Perhaps Advent lingers in the dark so that we can find God in a way we wouldn’t have in the light. Perhaps it is in recognizing we have misplaced ourselves that we see the overlooked and ignored places God is at work in our lives.

After all, wasn’t it to misplaced parents in a town long since overlooked that our God was born into this world? Wasn’t it the centuries of cries of displaced people to which the cries of the newborn Jesus was the answer? And isn’t it for the misplaced that he came into this world as a shepherd leaving his 99 sheep to find the one who is lost?

Christmas reminds us that it is in the displaced and for the misplaced that Christ has come. Yet, in order to experience his presence anew this Advent season, there is one thing Christ invites us to acknowledge: our lostness.
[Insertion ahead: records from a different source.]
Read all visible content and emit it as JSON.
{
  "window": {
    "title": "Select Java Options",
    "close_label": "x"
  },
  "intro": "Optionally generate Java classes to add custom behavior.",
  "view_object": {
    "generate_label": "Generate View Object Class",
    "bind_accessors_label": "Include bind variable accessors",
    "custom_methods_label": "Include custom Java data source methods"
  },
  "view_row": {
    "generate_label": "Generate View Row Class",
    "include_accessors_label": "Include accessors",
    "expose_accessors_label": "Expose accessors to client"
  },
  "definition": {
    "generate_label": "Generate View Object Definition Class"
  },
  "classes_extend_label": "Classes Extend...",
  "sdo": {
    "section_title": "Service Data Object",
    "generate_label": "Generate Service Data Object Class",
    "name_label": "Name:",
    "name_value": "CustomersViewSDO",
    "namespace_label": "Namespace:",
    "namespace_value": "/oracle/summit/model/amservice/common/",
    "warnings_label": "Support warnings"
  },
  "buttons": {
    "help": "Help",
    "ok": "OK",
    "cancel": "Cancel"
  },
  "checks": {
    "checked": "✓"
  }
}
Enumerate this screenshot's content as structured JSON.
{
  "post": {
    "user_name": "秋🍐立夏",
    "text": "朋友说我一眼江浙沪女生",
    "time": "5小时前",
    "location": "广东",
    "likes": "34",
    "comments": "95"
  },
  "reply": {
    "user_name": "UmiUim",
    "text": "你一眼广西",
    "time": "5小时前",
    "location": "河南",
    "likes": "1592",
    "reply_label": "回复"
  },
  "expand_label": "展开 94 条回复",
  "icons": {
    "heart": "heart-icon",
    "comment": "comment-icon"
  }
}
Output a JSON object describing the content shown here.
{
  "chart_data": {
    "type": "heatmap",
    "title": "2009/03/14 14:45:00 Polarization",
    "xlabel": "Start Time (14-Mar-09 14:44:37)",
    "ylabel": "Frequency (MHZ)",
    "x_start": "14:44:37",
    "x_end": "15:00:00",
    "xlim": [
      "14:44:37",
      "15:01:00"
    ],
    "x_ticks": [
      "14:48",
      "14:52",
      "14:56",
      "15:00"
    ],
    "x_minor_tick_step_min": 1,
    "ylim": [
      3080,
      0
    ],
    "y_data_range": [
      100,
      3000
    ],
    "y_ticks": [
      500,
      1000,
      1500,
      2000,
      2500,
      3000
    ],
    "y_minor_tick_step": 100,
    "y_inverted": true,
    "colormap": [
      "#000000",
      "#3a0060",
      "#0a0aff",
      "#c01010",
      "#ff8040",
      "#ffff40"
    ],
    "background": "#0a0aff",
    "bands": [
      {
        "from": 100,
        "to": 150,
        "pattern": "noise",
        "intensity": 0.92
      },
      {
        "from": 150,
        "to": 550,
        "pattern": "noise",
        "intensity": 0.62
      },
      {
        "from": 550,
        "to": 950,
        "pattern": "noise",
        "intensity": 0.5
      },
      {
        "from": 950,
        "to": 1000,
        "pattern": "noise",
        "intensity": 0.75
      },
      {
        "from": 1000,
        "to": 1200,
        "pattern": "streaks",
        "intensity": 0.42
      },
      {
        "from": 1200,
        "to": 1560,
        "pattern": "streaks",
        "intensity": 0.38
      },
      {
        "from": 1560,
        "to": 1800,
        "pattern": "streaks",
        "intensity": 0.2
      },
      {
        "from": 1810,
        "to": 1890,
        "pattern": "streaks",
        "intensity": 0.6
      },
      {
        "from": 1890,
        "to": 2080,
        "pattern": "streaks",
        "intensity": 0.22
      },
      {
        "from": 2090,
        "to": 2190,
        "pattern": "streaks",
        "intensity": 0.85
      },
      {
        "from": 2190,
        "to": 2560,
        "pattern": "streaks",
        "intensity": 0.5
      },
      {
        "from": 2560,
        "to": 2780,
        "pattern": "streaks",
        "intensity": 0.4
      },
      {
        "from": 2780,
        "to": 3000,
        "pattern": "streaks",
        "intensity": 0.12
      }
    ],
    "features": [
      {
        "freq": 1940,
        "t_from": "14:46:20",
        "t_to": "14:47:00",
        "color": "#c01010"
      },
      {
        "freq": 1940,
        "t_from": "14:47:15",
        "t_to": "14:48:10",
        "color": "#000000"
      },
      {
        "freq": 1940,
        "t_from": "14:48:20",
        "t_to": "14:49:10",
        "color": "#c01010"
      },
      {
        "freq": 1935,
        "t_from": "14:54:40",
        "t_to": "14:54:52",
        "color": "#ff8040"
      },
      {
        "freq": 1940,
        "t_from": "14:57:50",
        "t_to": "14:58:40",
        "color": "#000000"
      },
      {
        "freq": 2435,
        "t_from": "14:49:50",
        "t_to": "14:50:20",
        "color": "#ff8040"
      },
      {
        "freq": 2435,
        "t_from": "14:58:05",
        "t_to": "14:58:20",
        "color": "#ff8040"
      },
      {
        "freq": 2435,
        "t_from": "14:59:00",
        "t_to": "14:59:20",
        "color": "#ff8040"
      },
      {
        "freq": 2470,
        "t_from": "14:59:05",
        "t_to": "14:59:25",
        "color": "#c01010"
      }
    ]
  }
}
GPS photo by Priscilla Du Preez on Unsplash

Matthew Lee

Matthew Lee serves as the Lead Pastor at Immanuel Community Reformed Church in Lansing, Michigan.


  • RZ says:

    Yes to all the questions raised here! In fact, kudos to the concept of humble questioning itself. Context leads to a deeper fairh. The GPS, like the Google-feed, gives the what without the why and how.
    Skepticism and despair are not healthy responses. Deconstruction without a commitment to reconstruction is futile. But so is unheeded pain, intentionally deaf resistance to critical analysis. It might leave us in a pen that feels right only because the other 98 sheep look and think exactly like we ourselves do. The Nicodemus story is an advent story. “Perhaps Advent lingers in the dark so that we can find God in a way we wouldn’t have in the light.”

  • Jon Pott says:

    An intriguing irony, that the very thing meant to keep us from getting lost can cause us to miss the actual lay of the land. Applications everywhere! Thank you.